Он почувствовал себя уставшим и немного растерянным. Все его планы на
эту неделю в Берлине связывались с Гретхен, и вот…
— Ты не подумай, что у нас нечего есть, — сказала Гретхен официальным
тоном.
— Просто хочется разнообразия…
«Бог мой, — с горечью подумал Христиан. — Не прошло и двух минут, а мы
уже говорим о еде!»
— Скажи мне, — резко спросил он, — ты что-нибудь слышала о своем муже?
— Мой муж? — неохотно ответила Гретхен, словно сожалея, что приходится
прекращать разговор о еде. — О, он покончил с собой.
— Что?
— Он покончил с собой, — без тени печали повторила она. — Зарезался
перочинным ножом.
— Это невозможно! — воскликнул изумленный Христиан. У него не
укладывалось в голове, как такая неистовая, целеустремленная энергия,
такая сложная, хладнокровная, расчетливая сила могла сама себя уничтожить.

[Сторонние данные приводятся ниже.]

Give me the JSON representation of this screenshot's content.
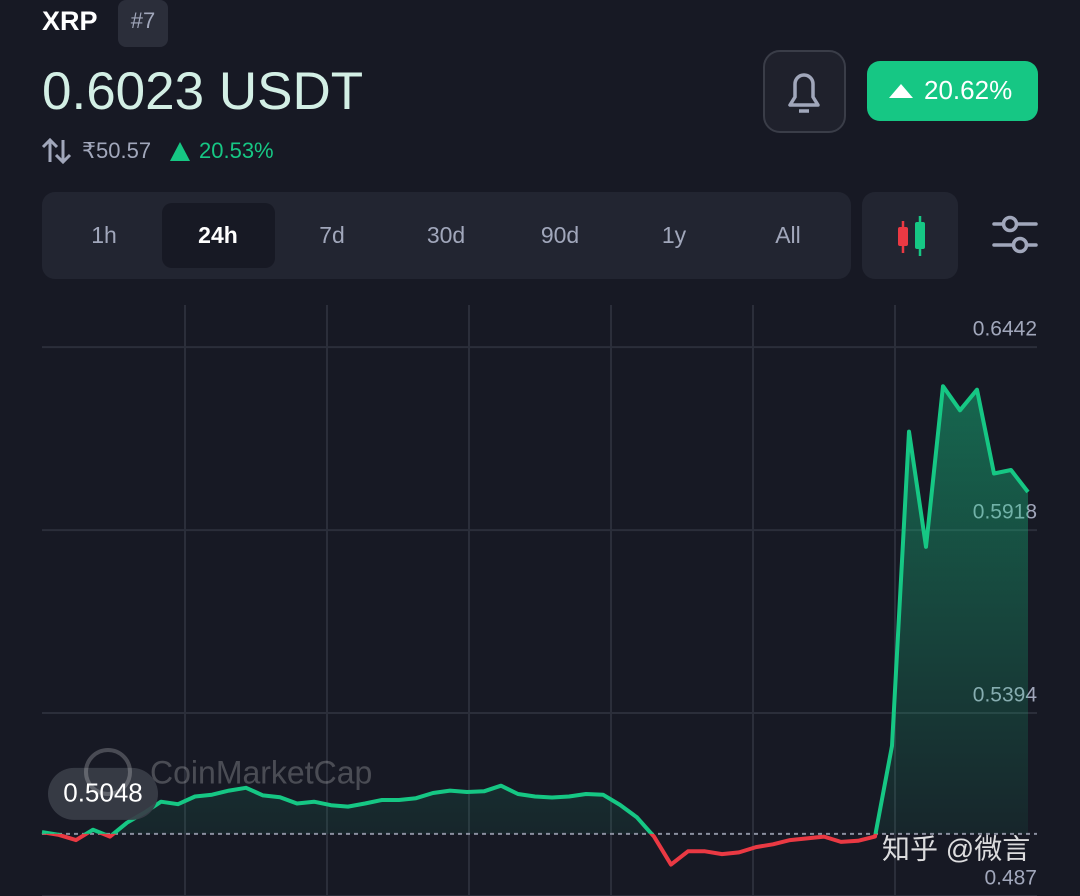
{
  "asset": {
    "symbol": "XRP",
    "rank": "#7",
    "price": "0.6023 USDT",
    "fiat_price": "₹50.57",
    "fiat_change": "20.53%",
    "badge_change": "20.62%"
  },
  "tabs": [
    "1h",
    "24h",
    "7d",
    "30d",
    "90d",
    "1y",
    "All"
  ],
  "watermarks": [
    "CoinMarketCap",
    "知乎 @微言"
  ],
  "chart_data": {
    "type": "line",
    "values": [
      0.5053,
      0.5045,
      0.503,
      0.506,
      0.504,
      0.508,
      0.5108,
      0.514,
      0.5133,
      0.5155,
      0.516,
      0.5172,
      0.518,
      0.5158,
      0.5153,
      0.5135,
      0.514,
      0.513,
      0.5126,
      0.5135,
      0.5145,
      0.5145,
      0.515,
      0.5165,
      0.5172,
      0.5168,
      0.517,
      0.5186,
      0.5162,
      0.5155,
      0.5152,
      0.5155,
      0.5162,
      0.516,
      0.5131,
      0.5095,
      0.504,
      0.496,
      0.4998,
      0.4998,
      0.499,
      0.4995,
      0.501,
      0.5018,
      0.503,
      0.5035,
      0.504,
      0.5025,
      0.5028,
      0.504,
      0.53,
      0.62,
      0.587,
      0.633,
      0.6261,
      0.632,
      0.608,
      0.609,
      0.6027
    ],
    "baseline": 0.5048,
    "up_color": "#16c784",
    "down_color": "#ea3943",
    "ylim": [
      0.487,
      0.6577
    ],
    "yticks": [
      0.6442,
      0.5918,
      0.5394,
      0.487
    ],
    "grid": true
  }
}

— У него были такие большие планы…
— Я знаю о его планах, — огорченно проговорила Гретхен. — Он хотел
вернуться сюда. Он прислал мне свою фотографию. Ей-богу, я до сих пор не
пойму, как он смог заставить кого-то снять такое лицо. Ему удалось
восстановить зрение на один глаз, и он тут же решил вернуться домой и жить
со мной. Ты не представляешь, на что он был похож. — Ее даже передернуло.
— Надо быть не в своем уме, чтобы решиться послать жене такую фотографию.

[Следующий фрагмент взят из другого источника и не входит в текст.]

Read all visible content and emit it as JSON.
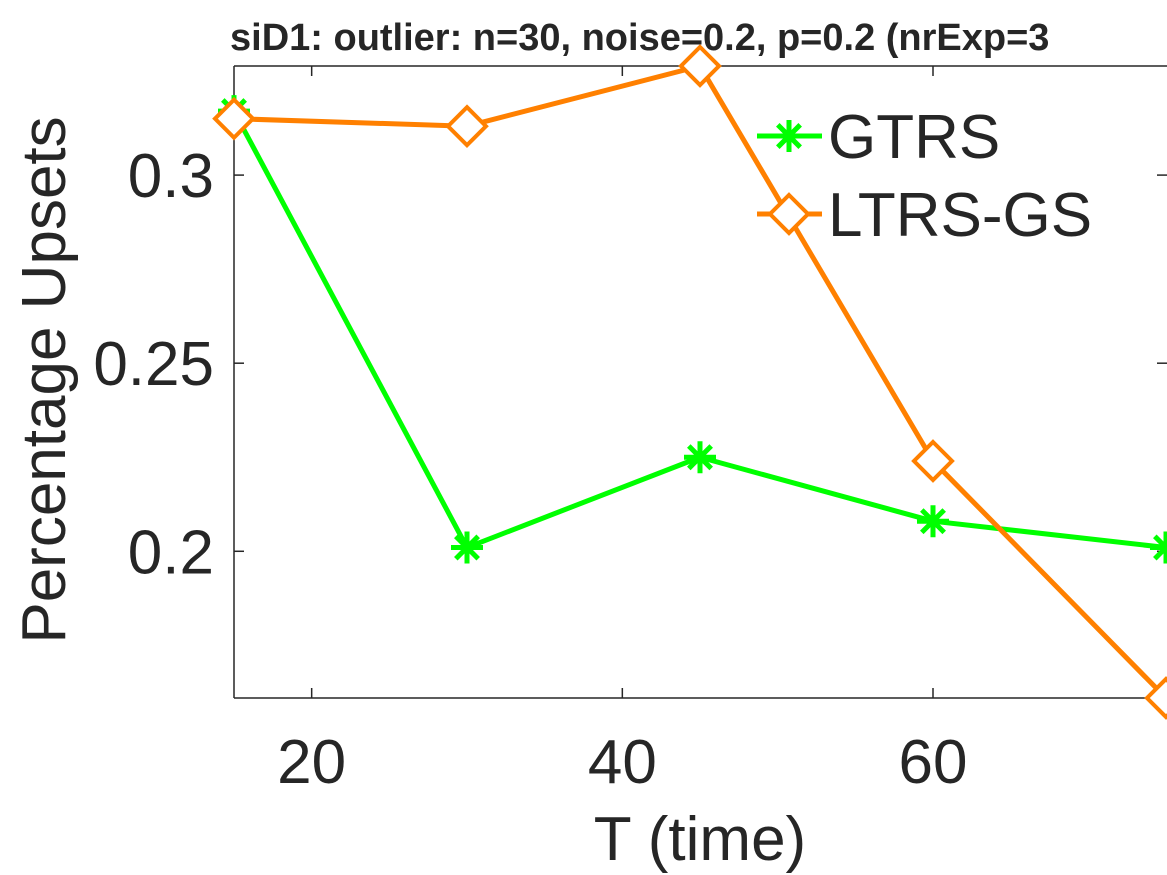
{
  "chart_data": {
    "type": "line",
    "title": "siD1: outlier: n=30, noise=0.2, p=0.2 (nrExp=3",
    "xlabel": "T (time)",
    "ylabel": "Percentage Upsets",
    "xlim": [
      15,
      75
    ],
    "ylim": [
      0.161,
      0.329
    ],
    "x_ticks": [
      20,
      40,
      60
    ],
    "y_ticks": [
      0.2,
      0.25,
      0.3
    ],
    "x_tick_labels": [
      "20",
      "40",
      "60"
    ],
    "y_tick_labels": [
      "0.2",
      "0.25",
      "0.3"
    ],
    "x": [
      15,
      30,
      45,
      60,
      75
    ],
    "series": [
      {
        "name": "GTRS",
        "values": [
          0.317,
          0.201,
          0.225,
          0.208,
          0.201
        ],
        "color": "#00ff00",
        "marker": "asterisk"
      },
      {
        "name": "LTRS-GS",
        "values": [
          0.315,
          0.313,
          0.329,
          0.224,
          0.161
        ],
        "color": "#ff8000",
        "marker": "diamond"
      }
    ],
    "legend_position": "top-right",
    "grid": false
  }
}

Я, мол, пойму и найду в себе достаточно сил. Он всегда имел свои
странности, но без лица… Есть, в конце концов, предел всему, даже во
время войны. Ужас — неотъемлемая черта жизни, писал он, и все мы должны
уметь его переносить…
— Да, — сказал Христиан. — Я помню.
— Наверно, он и тебе говорил что-нибудь такое.
— Да.
— Что ж, — раздраженно продолжала Гретхен. — Я послала ему очень
тактичное письмо. Я просидела над ним целый вечер. Я написала, что здесь
ему будет неудобно, что лучше бы ему оставаться под присмотром в армейском
госпитале, по крайней мере до тех пор, пока они сделают что-нибудь с его
лицом… Хотя, говоря по правде, тут нельзя было ничего поделать, это было
уже не лицо, и, по сути дела, нельзя разрешать нашим людям… Впрочем,
письмо было исключительно тактичным…
— У тебя сохранилась эта фотография? — внезапно спросил Христиан.
Гретхен как-то странно взглянула на него и плотнее закуталась в платок.
— Да, — сказала она, — фотография у меня. Не могу понять, — продолжала
она, вставая и направляясь к столу у дальней стены, — что тебе за охота на
нее смотреть. — Она начала нервно ворошить содержимое двух ящиков стола,
пока, наконец, не извлекла небольшую карточку. Мельком взглянув на нее,
она передала ее Христиану.
— Вот она, — проговорила Гретхен. — Можно подумать, что в наши дни и
без того нечем напугать человека…
Христиан посмотрел на фотографию. Единственный перекошенный светлый
глаз холодно и властно выглядывал из сплошной бесформенной раны поверх
тугого воротника мундира.
— Могу я взять ее? — спросил Христиан.
— В последнее время все вы становитесь все более и более странными! —
пронзительно прокричала Гретхен. — Иногда у меня появляется такое чувство,
что всех вас следовало бы запереть под замок, да, да, именно так.